Monday, January 04, 2010

Star Routes Hauling the Mail to Remote Areas


The other day in a post I educated you in what a Star Route deliverer in the Postal Service is or maybe was.
In case you were not paying attention or sleeping, here is rough definition of a star route again: It is a private independent company transporting the mail to distribution points in remote rural areas, like small town post offices.
When I was a time keeper at the Parcel Post Annex in Atlanta I saw Star Route drivers often. They came every night to pick up their mail. Sometimes the mail was not ready and they would sit in the break room and watch TV and drink coffee until the mail was ready.

Sometimes they would just crawl in the back of their trucks and take a nap. They were paid for the job, not by the hour. And one time one didn’t wake up.

A supervisor came up to my counter and asked me to call an ambulance or police. He said a star route driver was curled up in the bed of his truck dead. It was a cold time of the year, just like now. I forgot if I called the police or an ambulance. The old driver had a natural death on his break, no fowl play.

Lot of the postal employees slipped away from work to take a look at him. I didn’t. I thought it was sad, turning a dead body into a side show for the curious. I was told that he looked quiet and peaceful, curled up in an embryo position.

Star Route haulers, as I mentioned, are independent companies. And what is the purpose of independent companies? To make money. To make a profit. That is their lively hood.

To keep the profits big enough they had to save money where they could. I think one of their big money saving systems was to pay their drivers as little as possible. They usually hired elderly retired looking men or men that looked like they had been in one bar-brawl too many; people more desperate for a job and willing to work for much less.

Through the years, being in the timekeeping office, when a star route driver had a problem, we time keepers were the first to know. Someone was there to answer the phone around the clock. I remember one time the Georgia State Patrol called us and said they just arrested the driver for drunk driving, and what did we want to do about his truck-load full of mail? And more than once the law called us informing us wrecks a star route driver was involved in and again, “what do you want to do with all this mail?”

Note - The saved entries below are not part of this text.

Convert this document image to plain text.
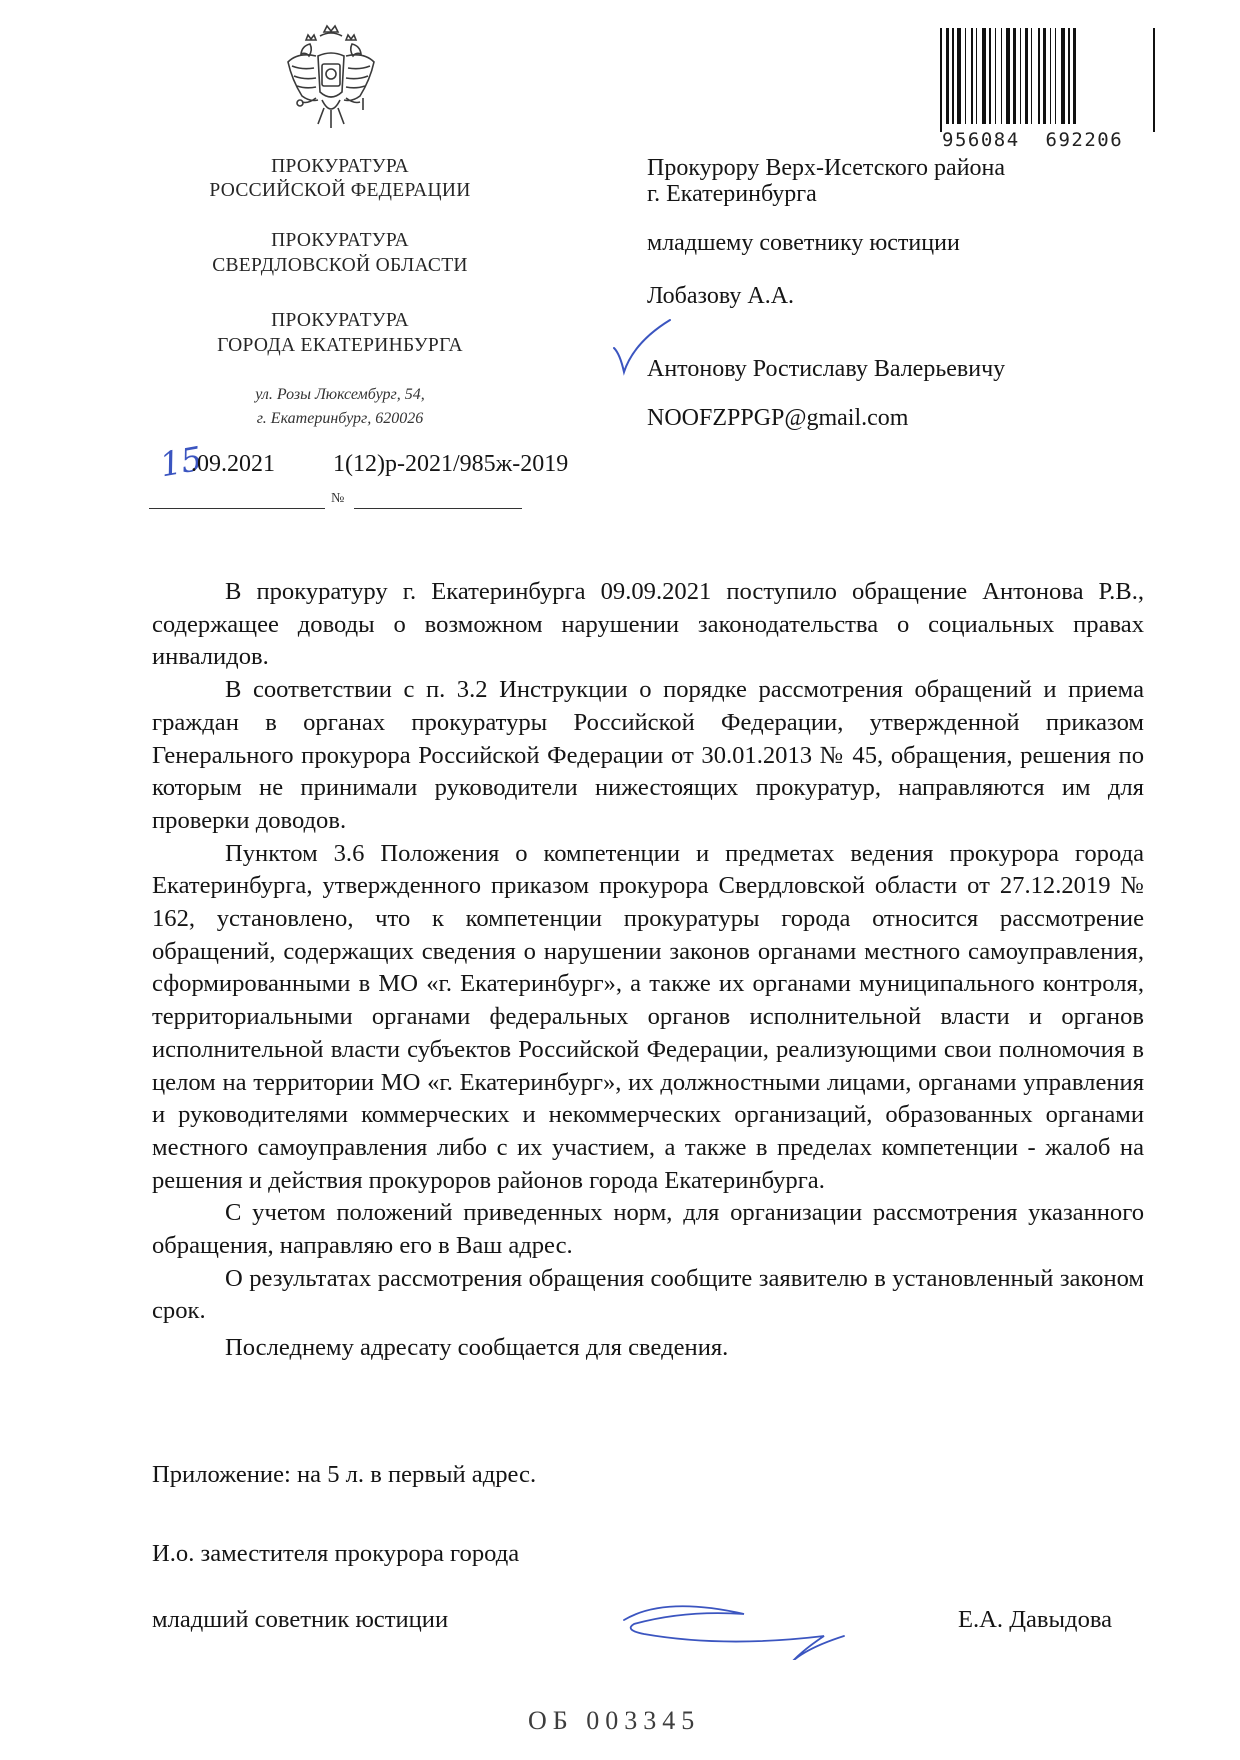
956084  692206
ПРОКУРАТУРА
РОССИЙСКОЙ ФЕДЕРАЦИИ
ПРОКУРАТУРА
СВЕРДЛОВСКОЙ ОБЛАСТИ
ПРОКУРАТУРА
ГОРОДА ЕКАТЕРИНБУРГА
ул. Розы Люксембург, 54,
г. Екатеринбург, 620026
15
.09.2021 1(12)р-2021/985ж-2019
№
Прокурору Верх-Исетского района
г. Екатеринбурга
младшему советнику юстиции
Лобазову А.А.
Антонову Ростиславу Валерьевичу
NOOFZPPGP@gmail.com

В прокуратуру г. Екатеринбурга 09.09.2021 поступило обращение Антонова Р.В., содержащее доводы о возможном нарушении законодательства о социальных правах инвалидов.

В соответствии с п. 3.2 Инструкции о порядке рассмотрения обращений и приема граждан в органах прокуратуры Российской Федерации, утвержденной приказом Генерального прокурора Российской Федерации от 30.01.2013 № 45, обращения, решения по которым не принимали руководители нижестоящих прокуратур, направляются им для проверки доводов.

Пунктом 3.6 Положения о компетенции и предметах ведения прокурора города Екатеринбурга, утвержденного приказом прокурора Свердловской области от 27.12.2019 № 162, установлено, что к компетенции прокуратуры города относится рассмотрение обращений, содержащих сведения о нарушении законов органами местного самоуправления, сформированными в МО «г. Екатеринбург», а также их органами муниципального контроля, территориальными органами федеральных органов исполнительной власти и органов исполнительной власти субъектов Российской Федерации, реализующими свои полномочия в целом на территории МО «г. Екатеринбург», их должностными лицами, органами управления и руководителями коммерческих и некоммерческих организаций, образованных органами местного самоуправления либо с их участием, а также в пределах компетенции - жалоб на решения и действия прокуроров районов города Екатеринбурга.

С учетом положений приведенных норм, для организации рассмотрения указанного обращения, направляю его в Ваш адрес.

О результатах рассмотрения обращения сообщите заявителю в установленный законом срок.

Последнему адресату сообщается для сведения.

Приложение: на 5 л. в первый адрес.
И.о. заместителя прокурора города
младший советник юстиции	Е.А. Давыдова
ОБ 003345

I don’t know if star routes are still in existence or not. With super highways, there aren’t many, if any, remote rural areas… so, maybe their need just kind of faded away.

2 comments:

kenju said...

I nver heard of them, but that doesn't mean they are not around...
LOL

Eddie said...

Judy,

It occurred to me after I wrote that post that probably the reason they are called Star Routes is that the routes is driven under the stars - driving through the night.